The district didn't want students to share mats, so they bought a yoga mat for every student to take home.
"I can't pick and choose who's going to get yoga mats. It really has to be all or nothing, so I asked if the vendor could get us 1,875 yoga mats for all K through 12 and remote students," said Bob Skoczylas, Depew High School Assistant Principal, athletic director, and director of health and physical education.
The district got a grant that covered most of the cost, and physical education teachers in the districts adjusted their annual budgets to cover the remaining cost.
Staff tweaked their curriculum to incorporate yoga.
"We've started with some basic stuff: neck, shoulder, and back area. Stuff when they are sitting. Last class, we moved into some flexibility positions. Just some simple stuff to not scare anybody away, give them the confidence and the feeling that they can do it," said Petersen.
Petersen said students of all ages are learning that yoga can work for just about anyone. Each student is taking something different away from each practice.
"A young man in one of my classes couldn't do one of the stretches. He couldn't get his hands all the way down to the ground, and he was just flabbergasted. 'I'm such a good athlete.' It was a little eye-opening for him," said Petersen.
He said there's always room for improvement and encourages students to set individual goals for themselves.
"No matter what level of fitness you are at, you can always get better. It's about you. It's a personal thing," said Petersen.
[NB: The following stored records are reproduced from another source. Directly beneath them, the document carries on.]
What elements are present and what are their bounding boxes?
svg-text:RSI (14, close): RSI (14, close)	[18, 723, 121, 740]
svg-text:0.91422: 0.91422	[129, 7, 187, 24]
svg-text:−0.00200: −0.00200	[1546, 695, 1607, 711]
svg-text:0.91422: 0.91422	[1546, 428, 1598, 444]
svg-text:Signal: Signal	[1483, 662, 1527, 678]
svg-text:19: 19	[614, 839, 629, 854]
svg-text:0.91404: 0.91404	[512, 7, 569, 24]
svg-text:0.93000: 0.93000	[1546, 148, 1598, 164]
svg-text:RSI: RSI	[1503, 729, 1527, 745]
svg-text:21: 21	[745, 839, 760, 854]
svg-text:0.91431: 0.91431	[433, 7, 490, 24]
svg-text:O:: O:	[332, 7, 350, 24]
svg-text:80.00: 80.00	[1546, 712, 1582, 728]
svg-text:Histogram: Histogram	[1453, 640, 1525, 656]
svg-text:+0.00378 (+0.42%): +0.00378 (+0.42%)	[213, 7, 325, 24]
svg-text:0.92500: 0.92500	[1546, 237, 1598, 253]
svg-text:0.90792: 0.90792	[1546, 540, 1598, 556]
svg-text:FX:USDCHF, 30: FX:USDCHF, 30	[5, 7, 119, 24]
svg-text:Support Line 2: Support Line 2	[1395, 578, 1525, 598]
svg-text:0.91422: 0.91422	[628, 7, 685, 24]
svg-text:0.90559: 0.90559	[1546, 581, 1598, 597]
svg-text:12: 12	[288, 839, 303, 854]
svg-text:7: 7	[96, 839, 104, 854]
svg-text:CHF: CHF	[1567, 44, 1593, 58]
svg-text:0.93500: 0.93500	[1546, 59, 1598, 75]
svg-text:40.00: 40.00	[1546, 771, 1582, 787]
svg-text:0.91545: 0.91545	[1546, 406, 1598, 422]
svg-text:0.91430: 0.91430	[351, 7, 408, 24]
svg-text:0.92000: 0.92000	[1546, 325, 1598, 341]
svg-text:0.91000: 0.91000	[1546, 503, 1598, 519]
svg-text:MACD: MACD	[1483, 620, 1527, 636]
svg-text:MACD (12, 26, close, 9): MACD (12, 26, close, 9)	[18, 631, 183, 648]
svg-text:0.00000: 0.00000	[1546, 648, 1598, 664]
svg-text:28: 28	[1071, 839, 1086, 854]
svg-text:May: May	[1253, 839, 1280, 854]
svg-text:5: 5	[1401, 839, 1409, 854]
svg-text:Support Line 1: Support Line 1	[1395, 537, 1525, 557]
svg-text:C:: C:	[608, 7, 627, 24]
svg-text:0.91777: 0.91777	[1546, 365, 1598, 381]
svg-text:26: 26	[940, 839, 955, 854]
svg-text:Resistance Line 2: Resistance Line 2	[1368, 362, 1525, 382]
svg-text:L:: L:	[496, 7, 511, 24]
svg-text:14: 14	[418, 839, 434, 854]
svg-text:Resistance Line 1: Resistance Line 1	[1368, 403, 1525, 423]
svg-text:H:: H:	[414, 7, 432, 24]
Teachers aren't just doing yoga in gym class. Teachers at the elementary school are incorporating quick yoga breaks during Zoom learning sessions to wake the kids up and keep them motivated.
Many students are sharing their new love for yoga with their parents and siblings.
"Families are working out together, which is so important in making connections. Any time we can get families working out together and feeling good, that's a big win for us," said Skoczylas.